There is a nice visualization that was advertised during the training, you can take a look at fantastic work was done at naftaliharris blog As with every algorithm we have to be aware of its limitations. One of these is the fact that K-means is a hill climbing algorithm. This very fact has its own Wikipedia page, that you can check. So the algorithm is very sensitive to local minima. Thus, some specific way of choosing initial points (centroids) can lead to clusters we would like not to have. This is why in sklearn implementation you are encouraged to do the clustering several times and then the best clustering is chosen.

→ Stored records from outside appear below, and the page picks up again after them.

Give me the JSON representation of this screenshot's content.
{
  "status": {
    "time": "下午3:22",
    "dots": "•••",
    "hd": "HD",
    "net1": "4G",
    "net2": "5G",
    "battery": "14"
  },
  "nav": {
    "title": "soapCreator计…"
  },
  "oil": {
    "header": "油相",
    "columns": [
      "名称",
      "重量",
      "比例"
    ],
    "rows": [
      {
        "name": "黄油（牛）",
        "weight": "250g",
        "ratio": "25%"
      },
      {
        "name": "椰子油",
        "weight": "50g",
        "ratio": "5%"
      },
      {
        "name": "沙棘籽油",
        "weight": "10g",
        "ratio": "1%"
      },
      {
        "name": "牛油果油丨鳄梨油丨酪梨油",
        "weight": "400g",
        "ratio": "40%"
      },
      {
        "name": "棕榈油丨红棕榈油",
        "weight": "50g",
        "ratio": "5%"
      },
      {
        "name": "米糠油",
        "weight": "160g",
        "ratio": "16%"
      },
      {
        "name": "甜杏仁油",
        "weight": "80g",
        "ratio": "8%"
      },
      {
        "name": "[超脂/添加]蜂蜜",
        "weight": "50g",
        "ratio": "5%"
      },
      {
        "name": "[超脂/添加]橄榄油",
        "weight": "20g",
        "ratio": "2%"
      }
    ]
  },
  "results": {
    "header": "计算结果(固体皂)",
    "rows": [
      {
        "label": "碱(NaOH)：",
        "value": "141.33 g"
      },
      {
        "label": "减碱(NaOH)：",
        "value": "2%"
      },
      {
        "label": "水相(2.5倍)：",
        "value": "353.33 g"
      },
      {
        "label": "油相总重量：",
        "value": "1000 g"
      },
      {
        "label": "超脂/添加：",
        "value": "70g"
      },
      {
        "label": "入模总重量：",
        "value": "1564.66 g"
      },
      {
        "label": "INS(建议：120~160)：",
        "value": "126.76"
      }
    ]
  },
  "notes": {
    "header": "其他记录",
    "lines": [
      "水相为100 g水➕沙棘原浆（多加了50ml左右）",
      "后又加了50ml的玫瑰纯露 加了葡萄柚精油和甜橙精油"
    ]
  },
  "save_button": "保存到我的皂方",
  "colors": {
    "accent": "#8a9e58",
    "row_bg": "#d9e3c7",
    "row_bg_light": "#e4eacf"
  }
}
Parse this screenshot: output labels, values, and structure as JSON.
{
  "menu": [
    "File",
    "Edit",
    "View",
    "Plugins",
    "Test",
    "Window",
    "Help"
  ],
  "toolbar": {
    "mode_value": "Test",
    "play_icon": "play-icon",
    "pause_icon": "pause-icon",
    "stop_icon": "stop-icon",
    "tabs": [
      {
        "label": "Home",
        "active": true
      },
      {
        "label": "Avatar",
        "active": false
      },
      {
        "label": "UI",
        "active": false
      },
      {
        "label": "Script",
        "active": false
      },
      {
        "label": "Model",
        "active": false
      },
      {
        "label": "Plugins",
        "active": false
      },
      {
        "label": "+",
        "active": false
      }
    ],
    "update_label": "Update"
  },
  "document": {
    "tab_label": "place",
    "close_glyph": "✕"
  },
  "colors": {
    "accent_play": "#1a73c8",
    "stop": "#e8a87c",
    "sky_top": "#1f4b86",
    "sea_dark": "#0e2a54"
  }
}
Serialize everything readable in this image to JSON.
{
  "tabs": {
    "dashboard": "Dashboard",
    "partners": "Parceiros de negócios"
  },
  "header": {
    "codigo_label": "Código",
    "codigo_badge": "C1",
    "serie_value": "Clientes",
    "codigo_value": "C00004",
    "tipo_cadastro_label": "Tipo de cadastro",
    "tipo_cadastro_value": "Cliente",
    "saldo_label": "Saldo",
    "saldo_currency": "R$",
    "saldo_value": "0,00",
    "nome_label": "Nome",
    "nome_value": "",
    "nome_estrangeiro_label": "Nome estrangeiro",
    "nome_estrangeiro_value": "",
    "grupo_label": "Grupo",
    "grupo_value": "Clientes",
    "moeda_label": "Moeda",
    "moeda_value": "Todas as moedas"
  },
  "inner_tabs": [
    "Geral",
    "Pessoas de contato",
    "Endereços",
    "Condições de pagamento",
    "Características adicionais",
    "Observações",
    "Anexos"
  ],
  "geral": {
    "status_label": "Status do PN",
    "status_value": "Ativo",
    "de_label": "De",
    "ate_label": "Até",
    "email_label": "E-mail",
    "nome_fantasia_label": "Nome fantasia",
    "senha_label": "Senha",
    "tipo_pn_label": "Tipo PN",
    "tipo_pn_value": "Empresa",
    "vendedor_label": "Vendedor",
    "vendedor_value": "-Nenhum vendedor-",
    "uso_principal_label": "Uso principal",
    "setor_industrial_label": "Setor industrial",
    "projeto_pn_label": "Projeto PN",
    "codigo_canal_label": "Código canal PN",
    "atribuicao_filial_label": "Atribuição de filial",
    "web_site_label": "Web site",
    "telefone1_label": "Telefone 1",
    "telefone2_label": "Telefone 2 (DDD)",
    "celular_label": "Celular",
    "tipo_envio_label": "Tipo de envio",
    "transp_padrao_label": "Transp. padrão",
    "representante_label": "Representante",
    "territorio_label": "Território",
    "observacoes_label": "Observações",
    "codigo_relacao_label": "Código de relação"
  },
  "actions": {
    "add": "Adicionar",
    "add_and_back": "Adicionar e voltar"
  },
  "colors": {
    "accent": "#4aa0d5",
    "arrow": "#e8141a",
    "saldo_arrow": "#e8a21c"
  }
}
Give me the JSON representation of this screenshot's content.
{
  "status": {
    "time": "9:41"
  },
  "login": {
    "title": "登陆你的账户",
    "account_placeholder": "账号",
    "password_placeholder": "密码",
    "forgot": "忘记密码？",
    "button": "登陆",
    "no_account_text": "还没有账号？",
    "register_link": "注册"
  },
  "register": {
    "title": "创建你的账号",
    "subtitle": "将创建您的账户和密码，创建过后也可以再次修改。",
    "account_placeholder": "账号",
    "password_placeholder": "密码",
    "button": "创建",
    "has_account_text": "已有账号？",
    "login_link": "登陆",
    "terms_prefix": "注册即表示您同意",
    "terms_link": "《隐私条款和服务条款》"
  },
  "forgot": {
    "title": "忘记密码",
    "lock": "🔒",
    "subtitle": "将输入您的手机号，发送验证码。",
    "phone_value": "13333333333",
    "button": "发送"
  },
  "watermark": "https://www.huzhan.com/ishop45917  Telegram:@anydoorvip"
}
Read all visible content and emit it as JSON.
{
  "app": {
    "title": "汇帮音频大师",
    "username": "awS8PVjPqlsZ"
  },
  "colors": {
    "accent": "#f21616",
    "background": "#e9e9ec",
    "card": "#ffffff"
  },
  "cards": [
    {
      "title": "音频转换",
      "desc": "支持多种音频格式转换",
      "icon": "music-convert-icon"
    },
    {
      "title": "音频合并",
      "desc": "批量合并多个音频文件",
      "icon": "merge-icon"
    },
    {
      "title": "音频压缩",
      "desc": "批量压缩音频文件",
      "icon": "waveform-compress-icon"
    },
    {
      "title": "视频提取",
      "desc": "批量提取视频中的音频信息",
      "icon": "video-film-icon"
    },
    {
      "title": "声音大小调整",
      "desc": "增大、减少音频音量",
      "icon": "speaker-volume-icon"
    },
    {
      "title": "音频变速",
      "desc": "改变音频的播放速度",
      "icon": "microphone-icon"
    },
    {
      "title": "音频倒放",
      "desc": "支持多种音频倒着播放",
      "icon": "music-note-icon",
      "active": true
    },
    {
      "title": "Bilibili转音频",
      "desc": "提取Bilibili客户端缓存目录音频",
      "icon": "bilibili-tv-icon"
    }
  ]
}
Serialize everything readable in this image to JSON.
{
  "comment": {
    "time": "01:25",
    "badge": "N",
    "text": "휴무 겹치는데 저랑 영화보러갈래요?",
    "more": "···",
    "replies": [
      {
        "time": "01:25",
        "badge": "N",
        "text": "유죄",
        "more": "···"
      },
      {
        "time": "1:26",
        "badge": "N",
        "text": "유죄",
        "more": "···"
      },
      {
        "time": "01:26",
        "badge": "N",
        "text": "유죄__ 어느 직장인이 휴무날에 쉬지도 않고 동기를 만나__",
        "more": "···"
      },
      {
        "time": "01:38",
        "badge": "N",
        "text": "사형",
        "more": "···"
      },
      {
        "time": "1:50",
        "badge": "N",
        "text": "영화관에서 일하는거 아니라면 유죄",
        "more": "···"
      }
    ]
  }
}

Use case : veggies vs snacks.
The Kaggle for the following you can find here. I thought: maybe I could use clustering somewhere? Maybe a computer can be smart enough to distinct junk food from a nice one? So I found this dataset, that is the Australian Food Nutrient Database. I played around a bit, and you know what? It works. Of course, if I spent more time on the careful assignment of snack and vegetable categories it would be more meaningful, without that I have some outliers, like tomatoes with a lot of fat, as an example. Anyhow KMeans was able to mark a clear distinction between high calories, low Vitamin C snacks and low calories, healthy vegetables.